それを待ち構えた伊織がデュアルソードでちょん切って、一丁上がり。
もう一回、と思ったが…残念、時間切れでした。
「本物見るの初めてですけど、人に悪さをするなら放ってはおけません」
盾を構え、瑠美は敵の前に立つ。
その隣にサキが降り立った。
「楽しい遠足のために、さっさと倒しちゃおうね」
一般人を攻撃する前に、撃退士が相手をしなくては。
その二人に地元出身の香織を加え、三人は横一列になって壁を作る。
だがその壁は、ただ敵が来るのを待ってはいなかった。
敵が首を伸ばすよりも早く、瑠美はその懐に飛び込んでインパクトを乗せたハイキックを見舞う。
「炎武式…ソニックインパクト!」
蹴り上げられた首は体ごと飛んで行く勢いで真上に伸びて行き、サキの剣で胴体から切り離される。
彼等を狙って伸ばされた首は瑠美の盾で跳ね返され、香織の釘バットでホームランされ、サキの剣で首を斬られた。

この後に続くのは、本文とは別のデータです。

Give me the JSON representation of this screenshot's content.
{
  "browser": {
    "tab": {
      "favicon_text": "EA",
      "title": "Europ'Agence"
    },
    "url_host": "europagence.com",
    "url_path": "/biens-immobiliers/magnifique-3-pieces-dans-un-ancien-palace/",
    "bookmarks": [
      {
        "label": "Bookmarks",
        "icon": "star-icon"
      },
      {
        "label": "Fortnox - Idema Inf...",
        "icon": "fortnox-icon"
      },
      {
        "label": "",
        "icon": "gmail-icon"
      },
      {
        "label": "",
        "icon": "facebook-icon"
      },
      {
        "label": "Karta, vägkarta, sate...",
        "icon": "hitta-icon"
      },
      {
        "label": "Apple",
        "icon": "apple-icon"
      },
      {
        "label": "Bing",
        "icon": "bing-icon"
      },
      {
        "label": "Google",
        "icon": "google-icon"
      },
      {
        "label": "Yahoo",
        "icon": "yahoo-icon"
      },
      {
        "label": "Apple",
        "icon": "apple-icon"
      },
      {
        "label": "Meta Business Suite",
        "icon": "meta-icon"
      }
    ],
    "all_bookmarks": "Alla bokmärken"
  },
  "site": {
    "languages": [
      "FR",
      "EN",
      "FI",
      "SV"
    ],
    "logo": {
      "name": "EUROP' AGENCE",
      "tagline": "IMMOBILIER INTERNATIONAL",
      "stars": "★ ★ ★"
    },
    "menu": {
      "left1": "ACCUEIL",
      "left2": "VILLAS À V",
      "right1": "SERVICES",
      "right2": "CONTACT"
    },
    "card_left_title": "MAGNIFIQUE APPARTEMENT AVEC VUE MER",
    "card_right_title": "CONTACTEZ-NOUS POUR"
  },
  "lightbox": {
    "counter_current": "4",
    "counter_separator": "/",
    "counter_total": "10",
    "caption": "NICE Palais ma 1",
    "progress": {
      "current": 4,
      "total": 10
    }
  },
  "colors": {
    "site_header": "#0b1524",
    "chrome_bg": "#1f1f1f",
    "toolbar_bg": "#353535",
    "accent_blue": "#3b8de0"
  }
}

もはや回復の手は不要と見たバルドゥルも大鎌を振るって参戦し――
鶴ヶ城公園は、瞬く間に元の平穏を取り戻した。
● 夜桜
夜の鶴ヶ城公園は、城と共にライトアップされた桜によって昼間とは全く違った様相を呈していた。
「ふむ。夜桜とは粋なものであるな…」
再び天守閣に登ったバルドゥルは、その様子を上から眺めている。
下では一般客に混ざって撃退士達の宴会が始まっていた。
「予想外にいい汗かいちゃったねー!」
タマモが広げたシートに座り、茜は遠慮なく足を伸ばす。
「うわぁ、きれいですね!」
夜桜に見とれるタマモをよそに、茜は色気より食い気。
「今度透くんの手料理ご馳走してよ! ね、タマモちゃん…って、お弁当!?」
透は抜かりなく、手作りの重箱弁当を持って来ていた。
「腹減ったなー。タマモも茜もお疲れ、ほら、いっぱい食えよ」
どーん!
弁当は三人だけでは食べきれないほどの量だった。
その臭いを嗅ぎ付けて、食べ盛りの仲間達が集まって来る。
「あんまり上手じゃないけど…みんな喜んでくれるかな?」
そこに瑠美の筍の炊き込みご飯を使ったおにぎりや、季節の食材をふんだんに使った弁当が加わる。
更には零菜からは大福の差し入れが。
「花より団子だよね」
その言葉に、風流だの典雅だのといった言葉には無縁な者達が盛んに頷く。
恭弥からのお菓子やおつまみも加われば、後はもう酒盛りをするしか!
いや、本人は呑めないけれど。
「夜桜はやはり、良いな…一献どうだ?」
先程まで刀を振るって型の練習をしていた桜夜が、一升瓶と共に席に加わる。
「夜桜…花見酒…フ〜ゥ!」
仁斎は待ってましたとばかりに飛び付き、後はひたすら呑みまくっていた。
「ま、こういうときにこそ、かなぁ」
そんな中、因は持参した篠笛で桜にまつわる曲を奏で始める。
どれも聞き覚えのあるメロディだが、そのどれもが和楽向けにアレンジされていた。
篠笛の音色は桜に良く似合う。
そんな小粋な演出と共に、夜は静かに更けて行った。
「桜も無事でよかったわ…」
ヴェーラがしみじみと呟いた。
チェルシーも顔には出ないが、それなりに楽しんでいる様だ。
夜は周囲の仲間達と、桜を見ながら静かに話し込んでいる。
一部、静かに出来ない者もいた様だが…彼はどこかのオジサンにゲンコツを貰ったらしい。
それはともかく。
春の遠足は大成功に終わった。
経験の浅い者でも、協力と連携、そして作戦次第では実力以上の力が発揮出来るという自信を、彼等の胸に残して。